You have to be in the top-level directory of a kernel source tree. The
-p1 option will strip one path component from the file names, so that
a/include/linux/pm_qos.h will be treated as
include/linux/pm_qos.h. This is a relative path which has to resolve from your current working directory.
include/linux/pm_qos.h has to exist in the version of the kernel that you're trying to patch.
If 1 and 2 are not met, then
patch will not find the file to apply and interactively ask you to supply the path name.
Then of course:
include/linux/pm_qos.hfile has to be "sufficiently similar" to the one from which the patch was produced, otherwise the patch will fail to apply.
The same remarks apply separately to all other files that are mentioned in the patch.
If you're trying to patch a different version of the kernel from the one against which the patch was produced, I'm afraid you're "in over your head"; that requires some level of understanding of kernel development (depending on how complex are the adjustments required in the patch for it to apply).
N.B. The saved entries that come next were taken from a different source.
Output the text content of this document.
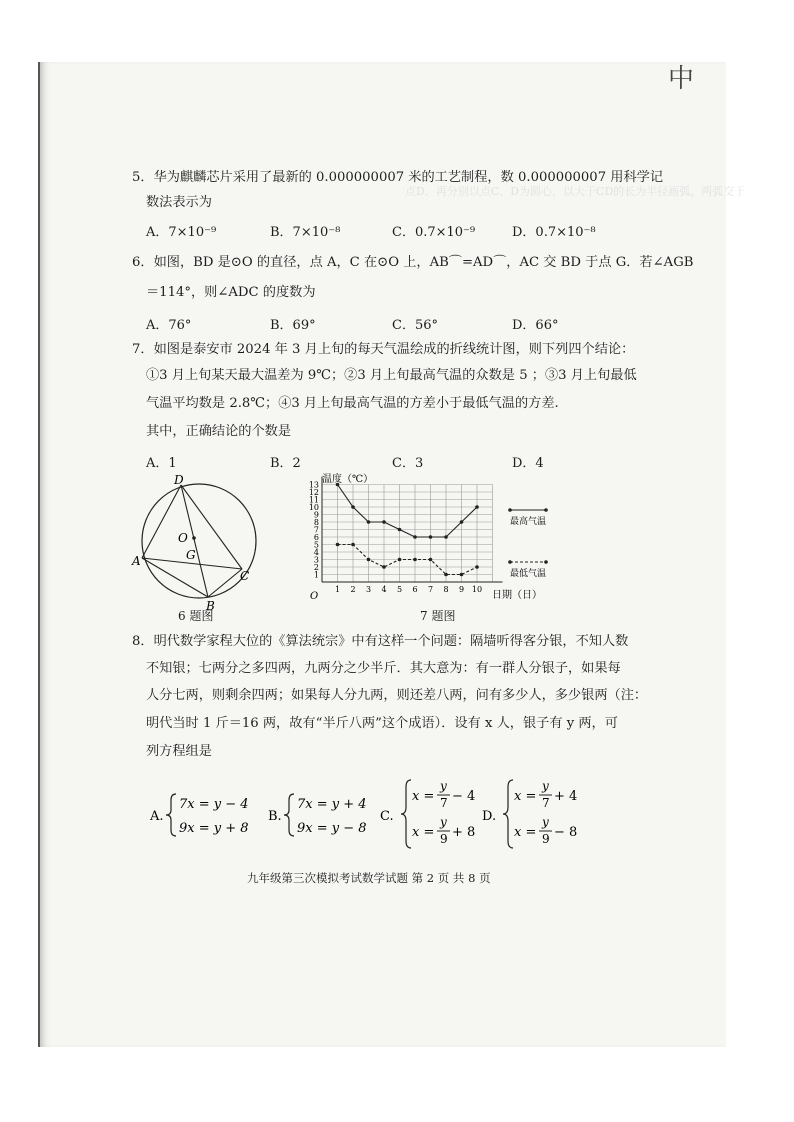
中
点D．再分别以点C、D为圆心，以大于CD的长为半径画弧，两弧交于
5．华为麒麟芯片采用了最新的 0.000000007 米的工艺制程，数 0.000000007 用科学记
数法表示为
A．7×10⁻⁹	B．7×10⁻⁸	C．0.7×10⁻⁹	D．0.7×10⁻⁸
6．如图，BD 是⊙O 的直径，点 A，C 在⊙O 上，AB⌒=AD⌒，AC 交 BD 于点 G．若∠AGB
＝114°，则∠ADC 的度数为
A．76°	B．69°	C．56°	D．66°
7．如图是泰安市 2024 年 3 月上旬的每天气温绘成的折线统计图，则下列四个结论：
①3 月上旬某天最大温差为 9℃；②3 月上旬最高气温的众数是 5 ；③3 月上旬最低
气温平均数是 2.8℃；④3 月上旬最高气温的方差小于最低气温的方差.
其中，正确结论的个数是
A．1	B．2	C．3	D．4
D
O
G
A
C
B
6 题图
1
2
3
4
5
6
7
8
9
10
11
12
13
1 2 3 4 5 6 7 8 9 10
最高气温
最低气温
温度（℃）
日期（日）
O
7 题图
8．明代数学家程大位的《算法统宗》中有这样一个问题：隔墙听得客分银，不知人数
不知银；七两分之多四两，九两分之少半斤．其大意为：有一群人分银子，如果每
人分七两，则剩余四两；如果每人分九两，则还差八两，问有多少人，多少银两（注：
明代当时 1 斤＝16 两，故有“半斤八两”这个成语）．设有 x 人，银子有 y 两，可
列方程组是
A.
7x = y − 4
9x = y + 8
B.
7x = y + 4
9x = y − 8
C.
x =
y
7 − 4
x =
y
9 + 8
D.
x =
y
7 + 4
x =
y
9 − 8
九年级第三次模拟考试数学试题 第 2 页 共 8 页
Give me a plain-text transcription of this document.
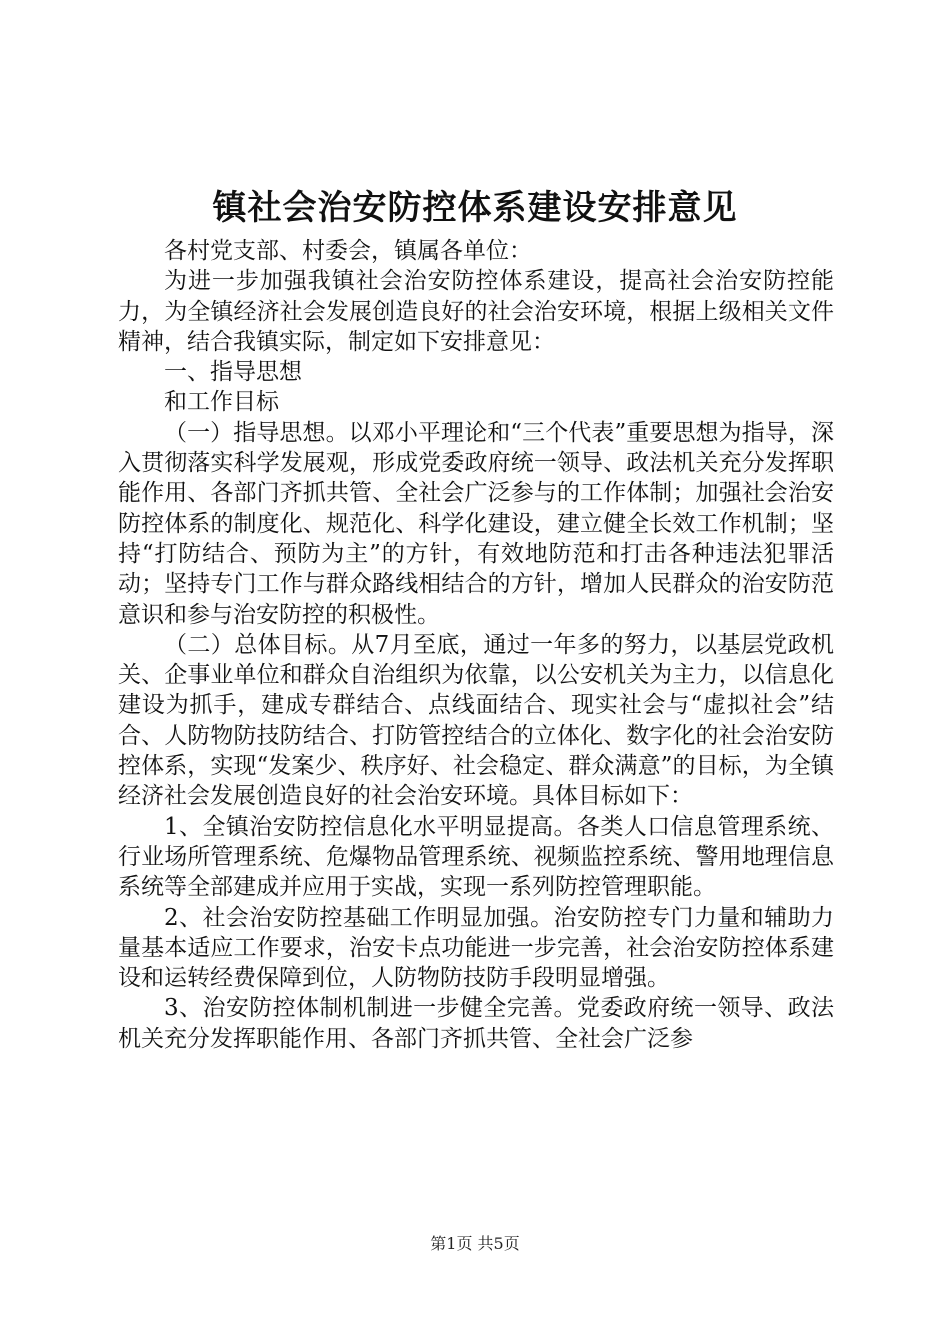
镇社会治安防控体系建设安排意见

各村党支部、村委会，镇属各单位：

为进一步加强我镇社会治安防控体系建设，提高社会治安防控能力，为全镇经济社会发展创造良好的社会治安环境，根据上级相关文件精神，结合我镇实际，制定如下安排意见：

一、指导思想

和工作目标

（一）指导思想。以邓小平理论和“三个代表”重要思想为指导，深入贯彻落实科学发展观，形成党委政府统一领导、政法机关充分发挥职能作用、各部门齐抓共管、全社会广泛参与的工作体制；加强社会治安防控体系的制度化、规范化、科学化建设，建立健全长效工作机制；坚持“打防结合、预防为主”的方针，有效地防范和打击各种违法犯罪活动；坚持专门工作与群众路线相结合的方针，增加人民群众的治安防范意识和参与治安防控的积极性。

（二）总体目标。从7月至底，通过一年多的努力，以基层党政机关、企事业单位和群众自治组织为依靠，以公安机关为主力，以信息化建设为抓手，建成专群结合、点线面结合、现实社会与“虚拟社会”结合、人防物防技防结合、打防管控结合的立体化、数字化的社会治安防控体系，实现“发案少、秩序好、社会稳定、群众满意”的目标，为全镇经济社会发展创造良好的社会治安环境。具体目标如下：

1、全镇治安防控信息化水平明显提高。各类人口信息管理系统、行业场所管理系统、危爆物品管理系统、视频监控系统、警用地理信息系统等全部建成并应用于实战，实现一系列防控管理职能。

2、社会治安防控基础工作明显加强。治安防控专门力量和辅助力量基本适应工作要求，治安卡点功能进一步完善，社会治安防控体系建设和运转经费保障到位，人防物防技防手段明显增强。

3、治安防控体制机制进一步健全完善。党委政府统一领导、政法机关充分发挥职能作用、各部门齐抓共管、全社会广泛参

第1页 共5页
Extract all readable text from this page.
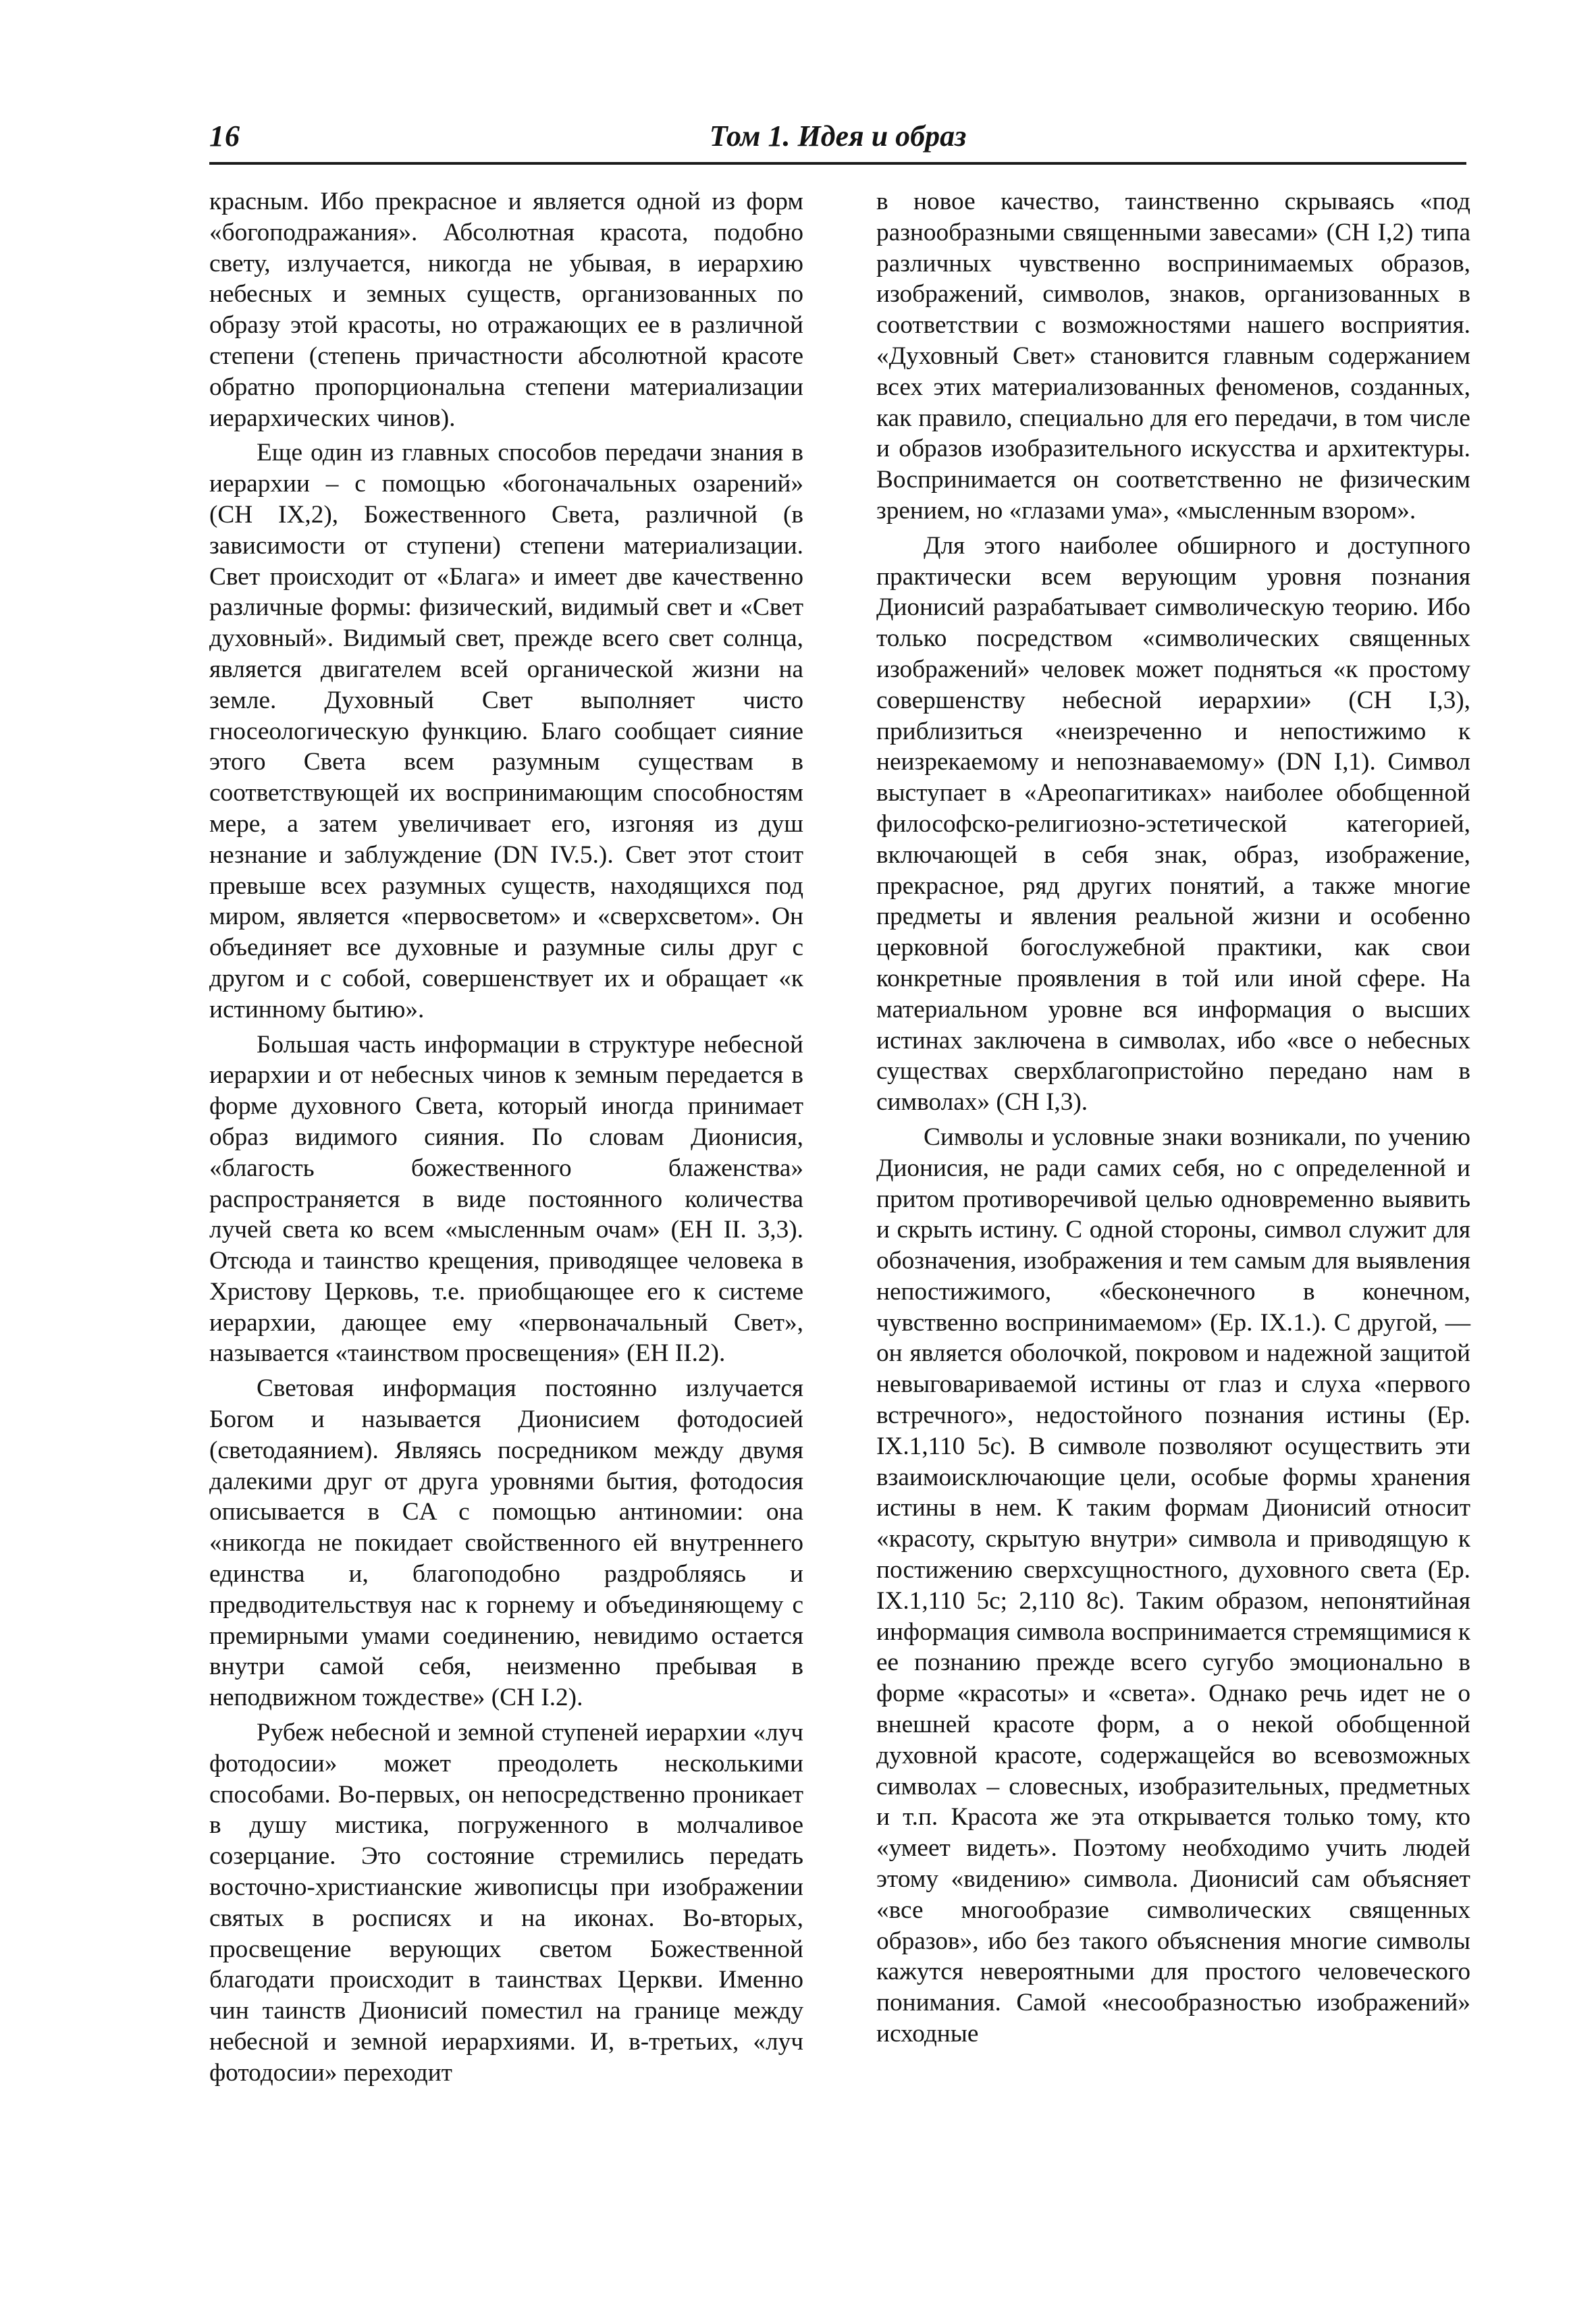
16	Том 1. Идея и образ

красным. Ибо прекрасное и является одной из форм «богоподражания». Абсолютная красота, подобно свету, излучается, никогда не убывая, в иерархию небесных и земных существ, организованных по образу этой красоты, но отражающих ее в различной степени (степень причастности абсолютной красоте обратно пропорциональна степени материализации иерархических чинов).

Еще один из главных способов передачи знания в иерархии – с помощью «богоначальных озарений» (CH IX,2), Божественного Света, различной (в зависимости от ступени) степени материализации. Свет происходит от «Блага» и имеет две качественно различные формы: физический, видимый свет и «Свет духовный». Видимый свет, прежде всего свет солнца, является двигателем всей органической жизни на земле. Духовный Свет выполняет чисто гносеологическую функцию. Благо сообщает сияние этого Света всем разумным существам в соответствующей их воспринимающим способностям мере, а затем увеличивает его, изгоняя из душ незнание и заблуждение (DN IV.5.). Свет этот стоит превыше всех разумных существ, находящихся под миром, является «первосветом» и «сверхсветом». Он объединяет все духовные и разумные силы друг с другом и с собой, совершенствует их и обращает «к истинному бытию».

Большая часть информации в структуре небесной иерархии и от небесных чинов к земным передается в форме духовного Света, который иногда принимает образ видимого сияния. По словам Дионисия, «благость божественного блаженства» распространяется в виде постоянного количества лучей света ко всем «мысленным очам» (EH II. 3,3). Отсюда и таинство крещения, приводящее человека в Христову Церковь, т.е. приобщающее его к системе иерархии, дающее ему «первоначальный Свет», называется «таинством просвещения» (EH II.2).

Световая информация постоянно излучается Богом и называется Дионисием фотодосией (светодаянием). Являясь посредником между двумя далекими друг от друга уровнями бытия, фотодосия описывается в CA с помощью антиномии: она «никогда не покидает свойственного ей внутреннего единства и, благоподобно раздробляясь и предводительствуя нас к горнему и объединяющему с премирными умами соединению, невидимо остается внутри самой себя, неизменно пребывая в неподвижном тождестве» (CH I.2).

Рубеж небесной и земной ступеней иерархии «луч фотодосии» может преодолеть несколькими способами. Во-первых, он непосредственно проникает в душу мистика, погруженного в молчаливое созерцание. Это состояние стремились передать восточно-христианские живописцы при изображении святых в росписях и на иконах. Во-вторых, просвещение верующих светом Божественной благодати происходит в таинствах Церкви. Именно чин таинств Дионисий поместил на границе между небесной и земной иерархиями. И, в-третьих, «луч фотодосии» переходит

в новое качество, таинственно скрываясь «под разнообразными священными завесами» (CH I,2) типа различных чувственно воспринимаемых образов, изображений, символов, знаков, организованных в соответствии с возможностями нашего восприятия. «Духовный Свет» становится главным содержанием всех этих материализованных феноменов, созданных, как правило, специально для его передачи, в том числе и образов изобразительного искусства и архитектуры. Воспринимается он соответственно не физическим зрением, но «глазами ума», «мысленным взором».

Для этого наиболее обширного и доступного практически всем верующим уровня познания Дионисий разрабатывает символическую теорию. Ибо только посредством «символических священных изображений» человек может подняться «к простому совершенству небесной иерархии» (CH I,3), приблизиться «неизреченно и непостижимо к неизрекаемому и непознаваемому» (DN I,1). Символ выступает в «Ареопагитиках» наиболее обобщенной философско-религиозно-эстетической категорией, включающей в себя знак, образ, изображение, прекрасное, ряд других понятий, а также многие предметы и явления реальной жизни и особенно церковной богослужебной практики, как свои конкретные проявления в той или иной сфере. На материальном уровне вся информация о высших истинах заключена в символах, ибо «все о небесных существах сверхблагопристойно передано нам в символах» (CH I,3).

Символы и условные знаки возникали, по учению Дионисия, не ради самих себя, но с определенной и притом противоречивой целью одновременно выявить и скрыть истину. С одной стороны, символ служит для обозначения, изображения и тем самым для выявления непостижимого, «бесконечного в конечном, чувственно воспринимаемом» (Ep. IX.1.). С другой, — он является оболочкой, покровом и надежной защитой невыговариваемой истины от глаз и слуха «первого встречного», недостойного познания истины (Ep. IX.1,110 5c). В символе позволяют осуществить эти взаимоисключающие цели, особые формы хранения истины в нем. К таким формам Дионисий относит «красоту, скрытую внутри» символа и приводящую к постижению сверхсущностного, духовного света (Ep. IX.1,110 5c; 2,110 8c). Таким образом, непонятийная информация символа воспринимается стремящимися к ее познанию прежде всего сугубо эмоционально в форме «красоты» и «света». Однако речь идет не о внешней красоте форм, а о некой обобщенной духовной красоте, содержащейся во всевозможных символах – словесных, изобразительных, предметных и т.п. Красота же эта открывается только тому, кто «умеет видеть». Поэтому необходимо учить людей этому «видению» символа. Дионисий сам объясняет «все многообразие символических священных образов», ибо без такого объяснения многие символы кажутся невероятными для простого человеческого понимания. Самой «несообразностью изображений» исходные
Sometimes we find that kernel files have just been renamed; a patch will apply fairly cleanly if the files mentioned in it are renamed to the new names. On the opposite end, in the worst cases, you have to actually understand what the patch is doing (possibly by looking at the original kernel where it was made), and then implement the same logic from scratch in the target kernel. In cases of "intermediate difficulty", you just have to deal with issues like variable names, function names and struct member names having been renamed; the patch will apply if it just follows new names.